Soil ecology
The soil has an extraordinarily complex ecology. At first sight it appears to be a mineral, since it is to this realm that most of the matter that composes it belongs: it is the debris of the disintegration of the underlying mother rock and of the sediments that tell its geological history, floods, sands carried by the wind, volcanic depositions. But the mineral matrix is just the framework of the soil.
In fact soils are, each and in a different way, the evolutionary result of profound chemical and physical interactions between the minerals that compose them, the conditions of the environment and the living forms that harbour them. They are permeated with interstitial, aqueous and gaseous fluids, different in acidity, salt content, composition. In addition to this, soils are part of living organisms and tissues, along with molecules and organic structures that derive from their decomposition, which constitute the organic substance, with various degrees of transformation (humus).
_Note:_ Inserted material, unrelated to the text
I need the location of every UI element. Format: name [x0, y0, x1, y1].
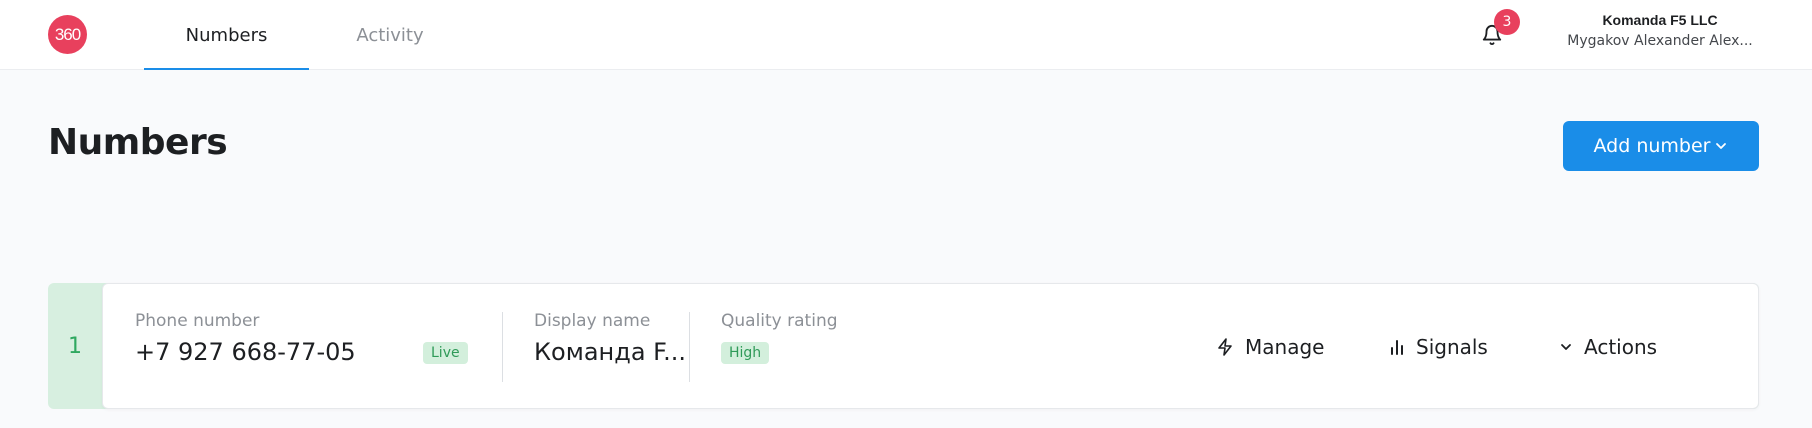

The organic substance is the component that gives the soil its essential characteristics: it is at the base of soil biodiversity and of the food chains that originate from decomposing microorganisms, it is able to retain the essential mineral nutrients for plant development, to modulate the ability to retain water, to absorb or transform toxic substances, preventing them from reaching the aquifers or plant roots, as well as preventing soil erosion. The soil is the fundamental chemical-biological laboratory of land above sea level, which regulates the biogeochemical cycles of the elements that constitute the fundamental building blocks of life: carbon, nitrogen, phosphorus, sulphur. The organic substance of the soil is also the most important terrestrial carbon reservoir: healthy soils keep it safe, preventing it from evaporating in the atmosphere as CO2, the gas responsible for the greenhouse effect. The soils of the planet contain a stock of carbon greater than twice that currently contained in the atmosphere as CO2 and the degradation of the organic substance of the soils results in climate-changing emissions, while good practices of agronomic and forest management allow to actively remove carbon dioxide from the atmosphere.